Abbott’s strong words may need a bit of interpretation for Americans, but the concept of shirtfronting will be recognizable. According to the Australian press, a shirtfront is a strong hit in Aussie rules rugby meant to knock a player down. It is generally considered an unsportsmanlike move, but it is effective during a game and the prime minister, who is famously fit, used to play rugby, so the analogy was apt. In this case, football-loving Americans can believe in Tony Abbott because he is a leader on and off the field and is translating his experience in a beloved sport into diplomatic currency when it comes to Putin’s transgressions. Unlike the long-winded rhetorician Obama, Abbott is a man of action.

Still, there are some who are unhappy with the prime minister’s verbiage, not the least of which are the Russians. Once the context of the shirtfront remark was explained, diplomats stepped in to poo-poo the idea. The third secretary of the Russian Embassy in Canberra, Australia, reminded many that Putin has a black belt in Judo. “We admire the Australian prime minister. He’s very fit,” said the third secretary, “but the Russian president, he’s a professional judo wrestler.” That reminder set some in Australia wondering just who would win in a fight between the two world leaders, with many remembering that Abbott was a boxer in college and had laid a knock out punch on the now Aussie Treasurer Joe Hockey. The odds from the Vegas bookmakers are still being calculated, but it is obvious that the Russians are worried about a confrontation, otherwise they would not have sent someone as important as a third secretary to address the issue.

While American fans and Aussie punters are speculating about the odds, professional politicians in Australia are condemning Abbott’s comments, trying to give a balanced picture of the issue. Senator Jacquie Lambie, somewhat famous for her own press conferences, said that the prime minister exhibited bad manners with the threat to Putin. This made some observers feel uncomfortable, especially since Lambie has said on air that she was looking for a man with a big package.
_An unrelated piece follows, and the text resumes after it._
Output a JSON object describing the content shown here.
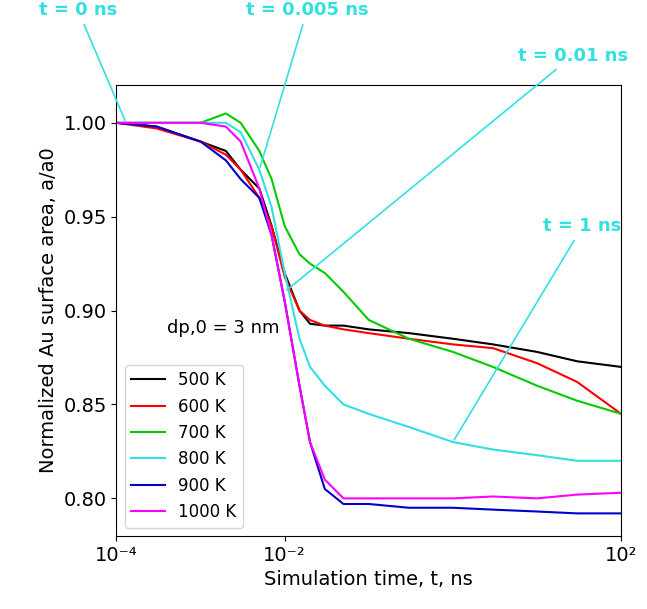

While the New York Times cited her as a credible commentator, Aussie outlets were led to make jokes about pots and kettles and the color black.

While Australians are feeling concerned about the manners and maturity levels of their politicians, American conservatives starved for a real leader are feeling elated at the prospect of Tony Abbott. He is just the kind of conservative they need. Except for the fact that he is Australian, American conservatives might just try to make him their 2016 presidential candidate. Unlike Putin, who has too many pesky problems to be a viable candidate for the conservative leadership, Abbott is a leader that Americans can believe in without feeling guilty about it, which is more than the Aussies who gave him a 40 percent approval rating can say.